Page:Mireille Havet Carnaval 1922.djvu/67

La bibliothèque libre.
Cette page a été validée par deux contributeurs.

Daniel l’a comblé de ses convictions détruites, de son amour ridicule, de ses larmes. Beau romantisme, en vérité, il s’agit d’être à la taille. « Tout est jeu » dit-elle, la fête commence.
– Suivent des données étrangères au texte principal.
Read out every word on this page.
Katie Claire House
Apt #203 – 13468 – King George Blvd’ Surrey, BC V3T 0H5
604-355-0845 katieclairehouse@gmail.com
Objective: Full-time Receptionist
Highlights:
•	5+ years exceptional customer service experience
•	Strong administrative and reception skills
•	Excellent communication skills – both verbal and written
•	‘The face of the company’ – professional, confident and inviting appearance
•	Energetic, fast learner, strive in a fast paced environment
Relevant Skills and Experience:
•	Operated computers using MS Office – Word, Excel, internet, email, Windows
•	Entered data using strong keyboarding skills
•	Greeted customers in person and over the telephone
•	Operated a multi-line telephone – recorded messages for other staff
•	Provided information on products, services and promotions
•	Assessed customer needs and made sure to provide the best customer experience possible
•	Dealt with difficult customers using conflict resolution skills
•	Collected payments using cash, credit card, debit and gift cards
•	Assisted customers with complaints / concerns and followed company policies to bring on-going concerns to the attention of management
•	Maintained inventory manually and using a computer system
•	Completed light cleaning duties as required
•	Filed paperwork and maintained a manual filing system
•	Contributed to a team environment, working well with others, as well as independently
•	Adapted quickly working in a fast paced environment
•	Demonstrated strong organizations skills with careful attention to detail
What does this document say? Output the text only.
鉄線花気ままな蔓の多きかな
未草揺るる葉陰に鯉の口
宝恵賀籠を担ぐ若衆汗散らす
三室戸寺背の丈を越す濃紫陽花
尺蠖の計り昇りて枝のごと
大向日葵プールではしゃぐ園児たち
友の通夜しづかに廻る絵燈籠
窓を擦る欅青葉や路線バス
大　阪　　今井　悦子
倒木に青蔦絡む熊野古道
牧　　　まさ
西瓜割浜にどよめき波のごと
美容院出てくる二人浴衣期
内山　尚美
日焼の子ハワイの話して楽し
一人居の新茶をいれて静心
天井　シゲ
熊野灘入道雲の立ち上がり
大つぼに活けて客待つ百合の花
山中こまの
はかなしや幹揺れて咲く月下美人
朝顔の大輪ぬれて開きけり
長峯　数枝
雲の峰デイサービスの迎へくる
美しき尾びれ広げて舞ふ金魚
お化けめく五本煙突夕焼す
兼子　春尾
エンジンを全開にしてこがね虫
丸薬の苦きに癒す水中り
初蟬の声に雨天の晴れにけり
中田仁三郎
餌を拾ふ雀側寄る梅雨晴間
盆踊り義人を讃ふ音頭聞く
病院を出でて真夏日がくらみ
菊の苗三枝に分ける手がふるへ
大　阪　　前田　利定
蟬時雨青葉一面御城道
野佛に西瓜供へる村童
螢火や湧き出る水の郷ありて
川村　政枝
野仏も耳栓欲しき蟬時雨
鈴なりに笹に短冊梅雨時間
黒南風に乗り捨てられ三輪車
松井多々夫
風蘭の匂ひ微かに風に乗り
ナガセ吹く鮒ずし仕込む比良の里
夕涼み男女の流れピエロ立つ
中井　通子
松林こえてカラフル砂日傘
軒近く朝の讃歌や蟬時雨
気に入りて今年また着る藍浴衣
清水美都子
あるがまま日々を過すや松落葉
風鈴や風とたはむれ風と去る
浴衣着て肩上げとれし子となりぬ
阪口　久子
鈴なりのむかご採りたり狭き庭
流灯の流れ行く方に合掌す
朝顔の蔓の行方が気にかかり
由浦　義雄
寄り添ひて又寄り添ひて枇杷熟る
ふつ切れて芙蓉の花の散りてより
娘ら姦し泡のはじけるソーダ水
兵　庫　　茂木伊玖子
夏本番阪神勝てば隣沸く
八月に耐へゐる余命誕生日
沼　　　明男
Daniel s’y jette. On dirait plutôt un suicide. Au bout de quelques nuits bruyantes, à base de champagne et de cocaïne, il est pourvu d’une maîtresse. Une charmante petite danseuse qui ne demandait pas mieux. Elle est jeune, pas bête, travaille ses pointes en tutu bien raide comme dans les toiles de Degas et lui dit, toutes les cinq minutes : « Je t’aime bien, mon chou ». Évidemment, c’est un contraste. Il eut du chagrin la première fois. Elle vint un dimanche, en plein jour, chez lui. La veille, il l’avait embrassée, un peu grisés tous deux et cela lui avait paru facile, mais le lendemain, quand professionnellement, elle se dévêtit pour ne pas froisser sa robe et s’étendit sur le divan, Daniel n’eut pas le courage. « Ah, se dit-il, Germaine, il faut donc encore cela pour assassiner définitivement mon amour et être à ta mesure » et il prit la petite danseuse qui attendait, un grand sourire fixé sur son visage, sans aucun plaisir, uniquement pour effacer en lui l’empreinte trop grave de sa maîtresse.

Le soir même il passait aux Champs-Élysées, le crépuscule tombait tristement. Il se cogna dans Germaine.

Inévitables, ils étaient face à face sur le même trottoir, presque au seuil de sa maison. Daniel en sentit le ridicule et fut immédiatement furieux d’être surpris par elle, en pèlerinage.

Elle reprit vite conscience de la nouvelle situation, et gaiement tendit sa main claire, dégantée.

— « Bonjour ! »

— « Je ne vous savais pas à Paris, dit-il. Qu’y faites-vous ? »

— « J’y passe et vous, dans ma rue, vous veniez me voir.